A systematic study of equilibrium structure, thermodynamics, and rheology of aqueous CTAB/NaNO₃ wormlike micelles

We present a systematic study of the self-assembly of wormlike micelles (WLMs) comprised of cetyltrimethylammonium bromide (CTAB) and sodium nitrate (NaNO₃) in aqueous solution as a function of CTAB concentration, NaNO₃ concentration, and temperature throughout the dilute and semi-dilute regions of the phase diagram where linear micelles are observed. Combining measurements using isothermal titration calorimetry, rheometry, flow-birefringence, cryo-transmission electron microscopy (cryo-TEM), and small angle neutron scattering (SANS) enables complete characterization of the structure, thermodynamics, and rheology of CTAB/NaNO₃ micelles. The addition of NaNO₃ is found to increase the micellization enthalpy as well as the micellar scission energy, resulting in the elongation and growth of WLMs.
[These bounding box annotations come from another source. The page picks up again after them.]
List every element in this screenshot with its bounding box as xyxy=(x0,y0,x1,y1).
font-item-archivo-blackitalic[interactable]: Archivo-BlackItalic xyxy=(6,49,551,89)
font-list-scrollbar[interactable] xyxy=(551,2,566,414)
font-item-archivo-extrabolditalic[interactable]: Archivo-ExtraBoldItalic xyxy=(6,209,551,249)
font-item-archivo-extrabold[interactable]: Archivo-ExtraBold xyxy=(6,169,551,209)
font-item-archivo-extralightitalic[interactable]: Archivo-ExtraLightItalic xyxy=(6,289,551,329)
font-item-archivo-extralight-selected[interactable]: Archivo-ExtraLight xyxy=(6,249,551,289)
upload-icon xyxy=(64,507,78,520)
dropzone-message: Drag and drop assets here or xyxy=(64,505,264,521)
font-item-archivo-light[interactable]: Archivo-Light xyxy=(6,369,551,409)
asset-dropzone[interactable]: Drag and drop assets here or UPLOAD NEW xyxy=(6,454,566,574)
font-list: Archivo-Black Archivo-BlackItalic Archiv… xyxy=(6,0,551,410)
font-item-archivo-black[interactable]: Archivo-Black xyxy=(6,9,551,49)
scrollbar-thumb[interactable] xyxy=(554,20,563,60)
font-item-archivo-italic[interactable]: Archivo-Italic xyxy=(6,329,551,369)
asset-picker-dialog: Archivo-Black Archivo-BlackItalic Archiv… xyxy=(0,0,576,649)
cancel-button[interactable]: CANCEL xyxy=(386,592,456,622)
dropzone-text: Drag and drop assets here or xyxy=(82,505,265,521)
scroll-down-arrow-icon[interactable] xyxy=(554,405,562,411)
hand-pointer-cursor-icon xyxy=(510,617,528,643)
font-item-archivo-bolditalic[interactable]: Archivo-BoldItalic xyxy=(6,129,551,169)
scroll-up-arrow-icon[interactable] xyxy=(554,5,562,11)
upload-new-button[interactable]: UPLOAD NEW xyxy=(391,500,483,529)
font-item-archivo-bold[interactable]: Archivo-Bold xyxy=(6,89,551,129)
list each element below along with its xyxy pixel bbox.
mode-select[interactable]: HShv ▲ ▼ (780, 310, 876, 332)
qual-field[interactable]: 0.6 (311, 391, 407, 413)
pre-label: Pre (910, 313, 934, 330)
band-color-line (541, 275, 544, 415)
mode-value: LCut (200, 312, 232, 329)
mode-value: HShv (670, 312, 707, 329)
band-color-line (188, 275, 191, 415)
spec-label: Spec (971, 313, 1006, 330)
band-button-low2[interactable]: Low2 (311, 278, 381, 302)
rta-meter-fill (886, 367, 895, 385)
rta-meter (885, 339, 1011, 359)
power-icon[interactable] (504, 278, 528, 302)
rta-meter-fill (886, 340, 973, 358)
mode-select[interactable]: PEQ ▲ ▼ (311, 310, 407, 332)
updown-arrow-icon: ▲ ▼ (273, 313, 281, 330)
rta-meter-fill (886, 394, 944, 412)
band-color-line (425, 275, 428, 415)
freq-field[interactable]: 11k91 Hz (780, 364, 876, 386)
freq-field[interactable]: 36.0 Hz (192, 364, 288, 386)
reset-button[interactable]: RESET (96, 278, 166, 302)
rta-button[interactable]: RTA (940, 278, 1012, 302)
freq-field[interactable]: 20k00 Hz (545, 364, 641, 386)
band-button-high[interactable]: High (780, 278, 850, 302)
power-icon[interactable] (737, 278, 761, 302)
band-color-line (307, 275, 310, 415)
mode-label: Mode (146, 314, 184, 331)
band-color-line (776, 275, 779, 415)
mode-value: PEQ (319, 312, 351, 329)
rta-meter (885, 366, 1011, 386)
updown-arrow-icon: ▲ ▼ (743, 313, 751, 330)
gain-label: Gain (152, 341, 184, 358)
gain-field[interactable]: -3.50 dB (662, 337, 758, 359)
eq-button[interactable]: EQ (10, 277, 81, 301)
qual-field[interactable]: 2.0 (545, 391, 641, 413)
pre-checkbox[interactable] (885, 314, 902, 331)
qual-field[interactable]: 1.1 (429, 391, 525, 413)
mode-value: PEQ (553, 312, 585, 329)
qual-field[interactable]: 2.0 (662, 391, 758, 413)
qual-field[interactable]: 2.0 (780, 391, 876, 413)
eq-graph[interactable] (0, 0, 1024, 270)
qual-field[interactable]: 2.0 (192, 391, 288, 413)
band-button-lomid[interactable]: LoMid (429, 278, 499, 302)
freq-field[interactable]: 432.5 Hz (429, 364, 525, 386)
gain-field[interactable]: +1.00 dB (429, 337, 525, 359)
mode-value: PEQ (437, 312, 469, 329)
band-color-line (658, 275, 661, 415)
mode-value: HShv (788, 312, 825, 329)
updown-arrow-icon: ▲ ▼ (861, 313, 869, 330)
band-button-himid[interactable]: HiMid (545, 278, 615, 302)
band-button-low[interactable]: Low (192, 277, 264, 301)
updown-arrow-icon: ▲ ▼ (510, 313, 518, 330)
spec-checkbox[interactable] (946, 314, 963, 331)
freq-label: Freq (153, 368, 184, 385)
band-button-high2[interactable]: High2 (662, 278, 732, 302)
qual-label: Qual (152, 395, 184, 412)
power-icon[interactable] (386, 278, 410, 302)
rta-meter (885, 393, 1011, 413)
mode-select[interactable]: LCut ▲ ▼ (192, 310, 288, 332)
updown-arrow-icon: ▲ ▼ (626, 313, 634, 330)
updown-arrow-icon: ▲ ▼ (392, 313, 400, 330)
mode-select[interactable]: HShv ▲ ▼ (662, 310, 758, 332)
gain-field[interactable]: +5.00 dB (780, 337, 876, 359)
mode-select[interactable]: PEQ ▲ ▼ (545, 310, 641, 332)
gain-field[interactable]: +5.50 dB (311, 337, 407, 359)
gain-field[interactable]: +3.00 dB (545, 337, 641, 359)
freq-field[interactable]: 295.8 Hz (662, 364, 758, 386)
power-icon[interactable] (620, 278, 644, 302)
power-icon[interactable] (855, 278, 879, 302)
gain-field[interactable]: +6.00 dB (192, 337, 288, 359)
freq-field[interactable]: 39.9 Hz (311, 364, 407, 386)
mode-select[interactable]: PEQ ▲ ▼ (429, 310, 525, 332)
We find quantitative agreement between the scission energy determined from rheology and the enthalpy of micellization determined from ITC, as well as for contour lengths extracted from rheology and SANS. At fixed molar ratio of NaNO₃ and CTAB, the solution rheology exhibits scaling consistent with dilute, semi-dilute overlapping, and semi-dilute entangled regimes typically found in polymer solutions, as confirmed by cryo-TEM and SANS. The transition between these scaling regimes coincides with the structural transitions identified by SANS. The results validate the relationship between structural parameters and rheological behavior underlying theories for ionic WLMs.